Par Olivier PAPIN - Ingénieur INSA Energie Environnement du BET ECIC
1°/ Réduire l'impact carbone d'un bâtiment
A l’échelle mondiale, les émissions liées à la fabrication de ciment représentent près de 5% des émissions mondiales de gaz à effet de serre. Ces émissions, très significatives, traduisent le fait qu’un chantier aura un impact en termes de réchauffement climatique et que par conséquent, une réflexion spécifique doit être menée sur les différents projets.
Source Jean Marc JANCOVICI
Les consommations énergétiques des bâtiments représentent quant à elle de 15 à 20% des émissions de gaz à effet de serre nationales.
L'impact carbone d'un bâtiment est en effet constitué de deux pôles d'émissions importants :
- La construction de ce bâtiment (toutes les émissions induites par le chantier de construction)
- L'utilisation future de ce bâtiment (ses consommations énergétiques, les déplacements futurs des résidents, etc)

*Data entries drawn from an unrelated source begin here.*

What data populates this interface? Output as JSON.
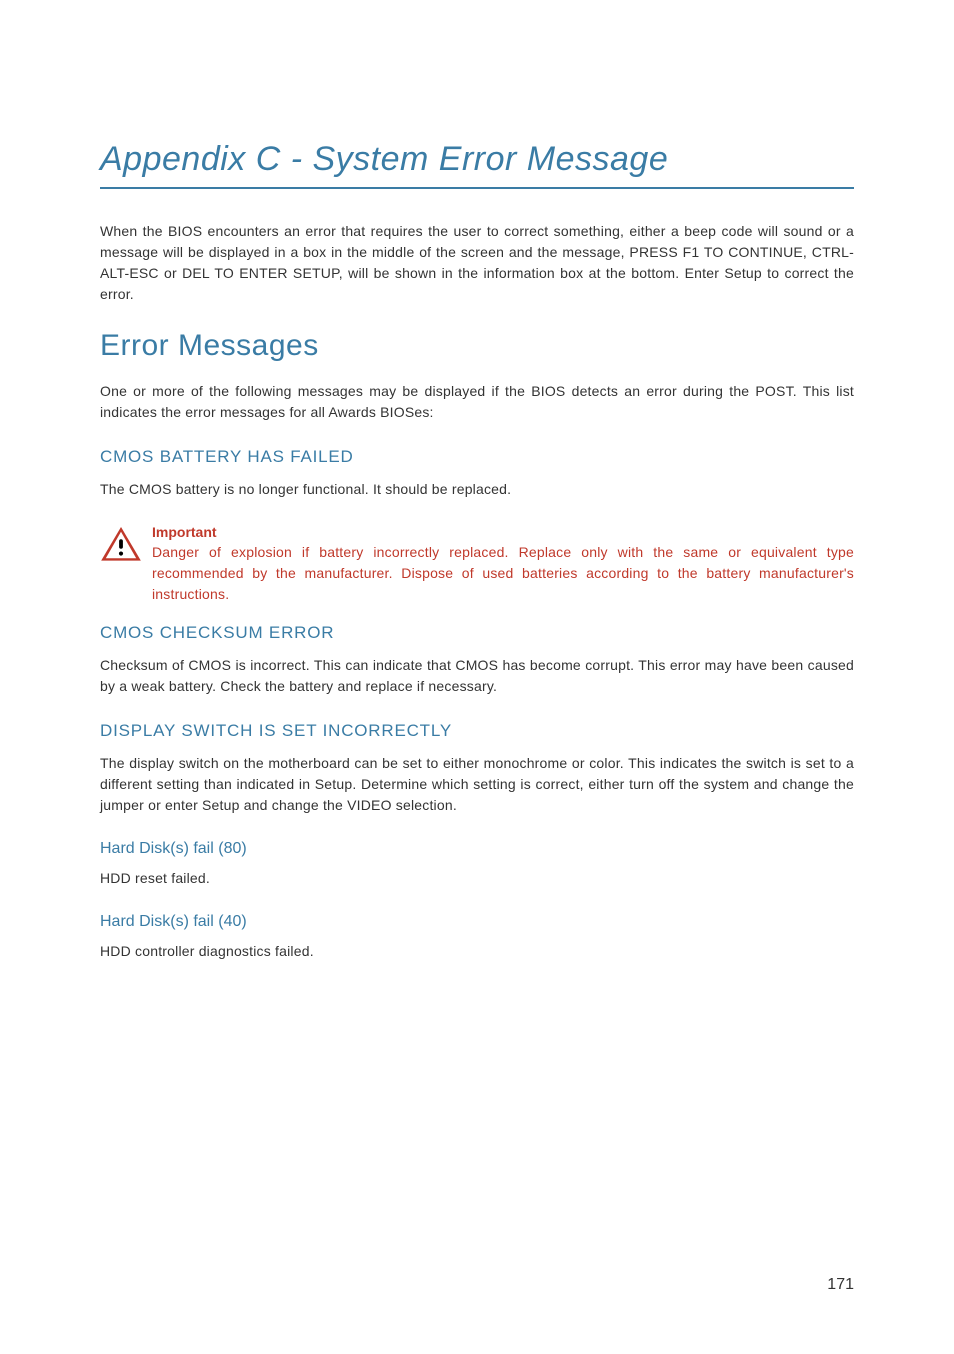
{
  "page": {
    "title": "Appendix C - System Error Message",
    "intro": "When the BIOS encounters an error that requires the user to correct something, either a beep code will sound or a message will be displayed in a box in the middle of the screen and the message, PRESS F1 TO CONTINUE, CTRL-ALT-ESC or DEL TO ENTER SETUP, will be shown in the information box at the bottom. Enter Setup to correct the error.",
    "page_number": "171"
  },
  "section": {
    "title": "Error Messages",
    "intro": "One or more of the following messages may be displayed if the BIOS detects an error during the POST. This list indicates the error messages for all Awards BIOSes:"
  },
  "cmos_battery": {
    "heading": "CMOS BATTERY HAS FAILED",
    "text": "The CMOS battery is no longer functional. It should be replaced."
  },
  "important": {
    "label": "Important",
    "text": "Danger of explosion if battery incorrectly replaced. Replace only with the same or equivalent type recommended by the manufacturer. Dispose of used batteries according to the battery manufacturer's instructions."
  },
  "cmos_checksum": {
    "heading": "CMOS CHECKSUM ERROR",
    "text": "Checksum of CMOS is incorrect. This can indicate that CMOS has become corrupt. This error may have been caused by a weak battery. Check the battery and replace if necessary."
  },
  "display_switch": {
    "heading": "DISPLAY SWITCH IS SET INCORRECTLY",
    "text": "The display switch on the motherboard can be set to either monochrome or color. This indicates the switch is set to a different setting than indicated in Setup. Determine which setting is correct, either turn off the system and change the jumper or enter Setup and change the VIDEO selection."
  },
  "hdd80": {
    "heading": "Hard Disk(s) fail (80)",
    "text": "HDD reset failed."
  },
  "hdd40": {
    "heading": "Hard Disk(s) fail (40)",
    "text": "HDD controller diagnostics failed."
  }
}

Il est donc intéressant de voir comment cet impact carbone peut-être réduit.
2°/ Impact carbone d'un chantier de construction
Nous avons pu analyser et comparer sur de nombreux cas la part relative des différents postes d’émissions dans un bilan carbone® de chantier de construction.
Le profil ainsi constitué montre qu’à l'exception de cas particuliers, près de 85 % des émissions de gaz à effet de serre d’un chantier (hors utilisation future du bâtiment) sont liées aux émissions de fabrication des matières premières du chantier, loin devant le fret de ces matériaux, l’énergie de mise en œuvre ou les déplacements des intervenants de la construction.
Le graphique suivant montre ainsi pour plusieurs projets d’ECIC le profil très marqué de répartition de l’impact de chacun des postes d’émissions du bilan carbone de la construction du projet.
Même si les profils peuvent ensuite varier sensiblement d’un chantier à un autre, la tendance reste toutefois très marquée en faveur des émissions liées à la fabrication des matériaux de construction.
La majeure partie des émissions liées à la matière première est liée au béton / ciment mis en œuvre. Non que ce matériaux soit particulièrement émetteur, mais simplement parce qu’il est celui consommé en la plus grande quantité !
Si on regarde en détail les émissions liées à la production de ciment (composant essentiel du béton), on s’aperçoit que près des trois quart des émissions à la tonne sont liées à la réaction de décarbonatation du ciment qui transforme le CaCO3 en CaO + CO2, le quart restant étant lié aux consommations énergétiques pour la fabrication du ciment.
Bien entendu l’objectif n’est pas de chercher à faire porter toute la responsabilité sur la production de ciment, qui nous rend de très bons services, mais simplement de montrer que son impact n’est pas négligeable.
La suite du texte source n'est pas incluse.